Certaines variétés de féverole de printemps, contrairement à celles d’hiver, présentent une faible teneur en vicine-convicine. Ce facteur antinutritionnel entraîne une diminution de la digestibilité de la féverole chez les monogastriques, affectant par exemple les performances de ponte chez les poules pondeuses. En alimentation humaine, une exposition à ce facteur peut entraîner une hémolyse aiguë pour les personnes atteintes de favisme. Pour ces débouchés en alimentation animale et notamment en volailles, majoritaires en bio et en alimentation humaine, l’intérêt de ces variétés de féverole de printemps est réel.

Sensibilité à la floraison

Des difficultés à les produire durablement sont cependant constatées du fait d’une hausse tendancielle des stress hydrique et thermique à la floraison. L’effet des fortes températures sur leur rendement devient significatif à partir de plusieurs jours au-delà de 25 °C. La féverole est aussi très sensible au manque d’eau à floraison.

Face à ces enjeux, Terres Inovia et ses partenaires ont envisagé une stratégie d’esquive de ces stress : décaler la date de semis des féveroles de printemps à l’automne. L’institut a d’abord étudié les risques de gel. La féverole de printemps est sensible à des températures inférieures à -5 °C quand elle dépasse le stade 4-5 étages, mais le nombre de jours où le cas se présente a tendance à diminuer. « Le gel d’apex peut entraîner la perte de la tige principale, précise Cécile Le Gall, de Terres Inovia. La féverole est capable de mettre en place des ramifications, ce que nous avons voulu vérifier dans les essais. »

Peu de risque de gel

Dans six essais conduits en bio et validés en 2024-2025, des variétés de printemps (Tiffany, Nakka, Synergy ou Callas) ont été comparées à des variétés d’hiver (Axel, Nairobi ou Diva, la référence en termes de tolérance au froid). Les semis ont été réalisés entre mi-novembre et mi-décembre, selon les conditions de l’année, avec une densité entre 35 et 40 grains/m2.

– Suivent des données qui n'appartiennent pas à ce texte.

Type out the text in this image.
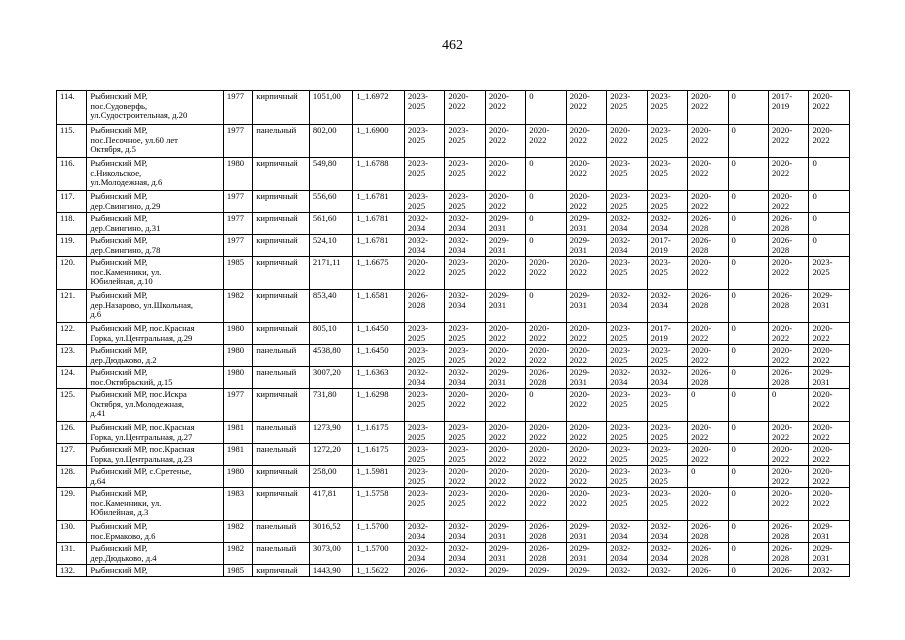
462
114.	Рыбинский МР,
пос.Судоверфь,
ул.Судостроительная, д.20	1977	кирпичный	1051,00	1_1.6972	2023-
2025	2020-
2022	2020-
2022	0	2020-
2022	2023-
2025	2023-
2025	2020-
2022	0	2017-
2019	2020-
2022
115.	Рыбинский МР,
пос.Песочное, ул.60 лет
Октября, д.5	1977	панельный	802,00	1_1.6900	2023-
2025	2023-
2025	2020-
2022	2020-
2022	2020-
2022	2020-
2022	2023-
2025	2020-
2022	0	2020-
2022	2020-
2022
116.	Рыбинский МР,
с.Никольское,
ул.Молодежная, д.6	1980	кирпичный	549,80	1_1.6788	2023-
2025	2023-
2025	2020-
2022	0	2020-
2022	2023-
2025	2023-
2025	2020-
2022	0	2020-
2022	0
117.	Рыбинский МР,
дер.Свингино, д.29	1977	кирпичный	556,60	1_1.6781	2023-
2025	2023-
2025	2020-
2022	0	2020-
2022	2023-
2025	2023-
2025	2020-
2022	0	2020-
2022	0
118.	Рыбинский МР,
дер.Свингино, д.31	1977	кирпичный	561,60	1_1.6781	2032-
2034	2032-
2034	2029-
2031	0	2029-
2031	2032-
2034	2032-
2034	2026-
2028	0	2026-
2028	0
119.	Рыбинский МР,
дер.Свингино, д.78	1977	кирпичный	524,10	1_1.6781	2032-
2034	2032-
2034	2029-
2031	0	2029-
2031	2032-
2034	2017-
2019	2026-
2028	0	2026-
2028	0
120.	Рыбинский МР,
пос.Каменники, ул.
Юбилейная, д.10	1985	кирпичный	2171,11	1_1.6675	2020-
2022	2023-
2025	2020-
2022	2020-
2022	2020-
2022	2023-
2025	2023-
2025	2020-
2022	0	2020-
2022	2023-
2025
121.	Рыбинский МР,
дер.Назарово, ул.Школьная,
д.6	1982	кирпичный	853,40	1_1.6581	2026-
2028	2032-
2034	2029-
2031	0	2029-
2031	2032-
2034	2032-
2034	2026-
2028	0	2026-
2028	2029-
2031
122.	Рыбинский МР, пос.Красная
Горка, ул.Центральная, д.29	1980	кирпичный	805,10	1_1.6450	2023-
2025	2023-
2025	2020-
2022	2020-
2022	2020-
2022	2023-
2025	2017-
2019	2020-
2022	0	2020-
2022	2020-
2022
123.	Рыбинский МР,
дер.Дюдьково, д.2	1980	панельный	4538,80	1_1.6450	2023-
2025	2023-
2025	2020-
2022	2020-
2022	2020-
2022	2023-
2025	2023-
2025	2020-
2022	0	2020-
2022	2020-
2022
124.	Рыбинский МР,
пос.Октябрьский, д.15	1980	панельный	3007,20	1_1.6363	2032-
2034	2032-
2034	2029-
2031	2026-
2028	2029-
2031	2032-
2034	2032-
2034	2026-
2028	0	2026-
2028	2029-
2031
125.	Рыбинский МР, пос.Искра
Октября, ул.Молодежная,
д.41	1977	кирпичный	731,80	1_1.6298	2023-
2025	2020-
2022	2020-
2022	0	2020-
2022	2023-
2025	2023-
2025	0	0	0	2020-
2022
126.	Рыбинский МР, пос.Красная
Горка, ул.Центральная, д.27	1981	панельный	1273,90	1_1.6175	2023-
2025	2023-
2025	2020-
2022	2020-
2022	2020-
2022	2023-
2025	2023-
2025	2020-
2022	0	2020-
2022	2020-
2022
127.	Рыбинский МР, пос.Красная
Горка, ул.Центральная, д.23	1981	панельный	1272,20	1_1.6175	2023-
2025	2023-
2025	2020-
2022	2020-
2022	2020-
2022	2023-
2025	2023-
2025	2020-
2022	0	2020-
2022	2020-
2022
128.	Рыбинский МР, с.Сретенье,
д.64	1980	кирпичный	258,00	1_1.5981	2023-
2025	2020-
2022	2020-
2022	2020-
2022	2020-
2022	2023-
2025	2023-
2025	0	0	2020-
2022	2020-
2022
129.	Рыбинский МР,
пос.Каменники, ул.
Юбилейная, д.3	1983	кирпичный	417,81	1_1.5758	2023-
2025	2023-
2025	2020-
2022	2020-
2022	2020-
2022	2023-
2025	2023-
2025	2020-
2022	0	2020-
2022	2020-
2022
130.	Рыбинский МР,
пос.Ермаково, д.6	1982	панельный	3016,52	1_1.5700	2032-
2034	2032-
2034	2029-
2031	2026-
2028	2029-
2031	2032-
2034	2032-
2034	2026-
2028	0	2026-
2028	2029-
2031
131.	Рыбинский МР,
дер.Дюдьково, д.4	1982	панельный	3073,00	1_1.5700	2032-
2034	2032-
2034	2029-
2031	2026-
2028	2029-
2031	2032-
2034	2032-
2034	2026-
2028	0	2026-
2028	2029-
2031
132.	Рыбинский МР,	1985	кирпичный	1443,90	1_1.5622	2026-	2032-	2029-	2029-	2029-	2032-	2032-	2026-	0	2026-	2032-
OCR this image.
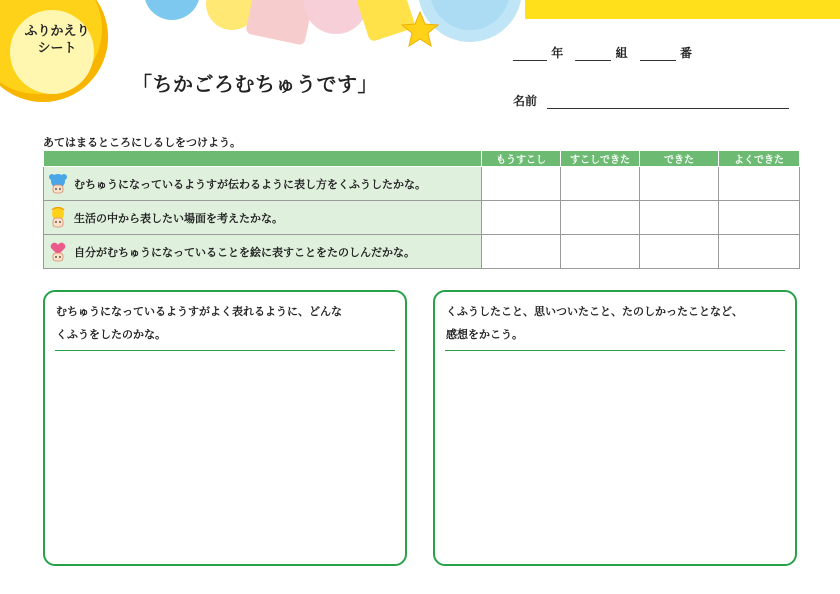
ふりかえり
シート
「ちかごろむちゅうです」
年	組	番
名前
あてはまるところにしるしをつけよう。
	もうすこし	すこしできた	できた	よくできた

むちゅうになっているようすが伝わるように表し方をくふうしたかな。				

生活の中から表したい場面を考えたかな。				

自分がむちゅうになっていることを絵に表すことをたのしんだかな。				

むちゅうになっているようすがよく表れるように、どんな
くふうをしたのかな。
くふうしたこと、思いついたこと、たのしかったことなど、
感想をかこう。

Dans l’essai où les conditions les plus froides ont été rencontrées, près de Dijon, des épisodes de gel avec des températures inférieures à -5 °C sont survenus au stade végétatif, entre 1 et 2,5 étages de feuilles. Les plantes étaient relativement endurcies. « Quelques marques de froid, avec des jaunissements des feuilles, sont apparues, mais les plantes se sont rétablies après trois semaines. On a également observé du gel d’apex sur les variétés de printemps, mais aussi sur la variété Axel d’hiver, sans pénaliser le développement des plantes », résume Cécile Le Gall. Sur la phase florifère, les températures ne sont pas descendues en dessous de -5 °C. Par ailleurs, les féveroles de printemps ont toutes produit des ramifications, sauf dans un essai, « ce qui est plutôt positif », commente l’ingénieure.

Le stress hydrique reste pénalisant

Dans trois essais, la date de floraison de féveroles de printemps (Tiffany ou Nakka) a été comparée entre un semis à l’automne et un autre au printemps : pour cette dernière modalité, en moyenne la floraison survient trois semaines plus tard. « Le semis d’automne permet de limiter fortement le stress thermique », note Cécile Le Gall. En revanche, le décalage de la date de semis n’a pas permis d’éviter les stress hydriques.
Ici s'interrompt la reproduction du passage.